Networks pervade many disciplines of science as a way of analyzing complex systems with interacting components. The problem of network modeling is often two-fold. First, the relationships between pairs of nodes, if not directly observed, have to be estimated from data. Based on the estimated (or given) network topology, various statistical and computational tools can then be applied to extract interesting patterns such as the presence of communities. In this thesis we explore studies related to both parts of the problem.

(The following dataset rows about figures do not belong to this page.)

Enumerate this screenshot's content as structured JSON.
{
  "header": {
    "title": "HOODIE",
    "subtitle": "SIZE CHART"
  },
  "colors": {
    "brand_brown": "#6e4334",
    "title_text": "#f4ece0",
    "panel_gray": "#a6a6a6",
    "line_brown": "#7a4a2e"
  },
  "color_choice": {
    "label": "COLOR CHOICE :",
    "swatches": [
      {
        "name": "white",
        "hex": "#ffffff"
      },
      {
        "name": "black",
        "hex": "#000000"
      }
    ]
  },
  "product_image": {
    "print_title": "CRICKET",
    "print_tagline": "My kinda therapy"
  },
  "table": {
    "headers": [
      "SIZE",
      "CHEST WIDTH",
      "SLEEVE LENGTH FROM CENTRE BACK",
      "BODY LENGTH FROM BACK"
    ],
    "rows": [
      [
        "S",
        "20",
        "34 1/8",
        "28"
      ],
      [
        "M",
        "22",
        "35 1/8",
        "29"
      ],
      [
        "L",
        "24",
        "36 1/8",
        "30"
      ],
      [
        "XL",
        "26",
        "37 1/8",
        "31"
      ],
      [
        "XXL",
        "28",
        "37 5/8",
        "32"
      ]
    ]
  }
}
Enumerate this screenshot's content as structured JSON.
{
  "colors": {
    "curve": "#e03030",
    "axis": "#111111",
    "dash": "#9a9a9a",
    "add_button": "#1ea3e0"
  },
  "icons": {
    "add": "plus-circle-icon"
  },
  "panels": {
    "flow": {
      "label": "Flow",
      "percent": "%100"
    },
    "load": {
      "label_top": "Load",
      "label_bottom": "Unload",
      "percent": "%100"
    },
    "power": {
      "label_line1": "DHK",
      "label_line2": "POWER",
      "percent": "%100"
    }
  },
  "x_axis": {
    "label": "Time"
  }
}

We first discuss two studies in the context of gene regulatory networks, where the goal is to infer gene interactions using expression data. With the advent of high-throughput technologies making large-scale gene expression data readily available, developing appropriate computational tools to infer gene interactions has been a major challenge in systems biology. The two studies differ in their considerations of how genes behave across the given samples. The first method applies to the case of large heterogenous samples, where the patterns of gene association may change or only exist in a subset of all the samples. We propose two new gene coexpression statistics based on counting local patterns of gene expression ranks to take into account the potentially diverse nature of gene interactions. In particular, one of our statistics is designed for time-course data with local dependence structures, such as time series coupled over a subregion of the time domain. We provide asymptotic analysis of their distributions and power, and evaluate their performance against a wide range of existing coexpression measures on simulated and real data. Our new statistics are fast to compute, robust against outliers, and show comparable if not better general performance.
In comparison, the second study goes beyond pairwise gene relationships to higher level group interactions, but requiring similar gene behaviors across all the samples. We introduce a new method for estimating group interactions using sparse canonical correlation analysis (SCCA) coupled with repeated random partition and subsampling of the gene expression dataset. By considering different subsets of genes and ways of grouping them, our interaction measure can be viewed as an aggregated estimate of partial correlations of different orders. Our approach is unique in evaluating conditional dependencies when the correct dependent sets are unknown or only partially known. As a result, a gene network can be constructed using the interaction measures as edge weights and gene functional groups can be inferred as tightly connected communities from the network. Comparisons with several popular approaches using simulated and real data show our procedure improves both the statistical significance and biological interpretability of the results. In addition to achieving considerably lower false positive rates, our procedure shows better performance in detecting important biological pathways.
Moving onto general networks, we then discuss model selection for the stochastic block model (SBM), which is a popular tool for community detection. We consider an approach based on the log likelihood ratio statistic and analyze its asymptotic properties under model misspecification. We show the limiting distribution of the statistic in the case of underfitting is normal and obtain its convergence rate in the case of overfitting. These conclusions remain valid in the regime where the average degree grows at a polylog rate. The results enable us to derive the correct order of the penalty term for model complexity and arrive at a likelihood-based model selection criterion that is asymptotically consistent. In practice, the likelihood function can be estimated by more computationally efficient variational methods, allowing the criterion to be applied to moderately large networks.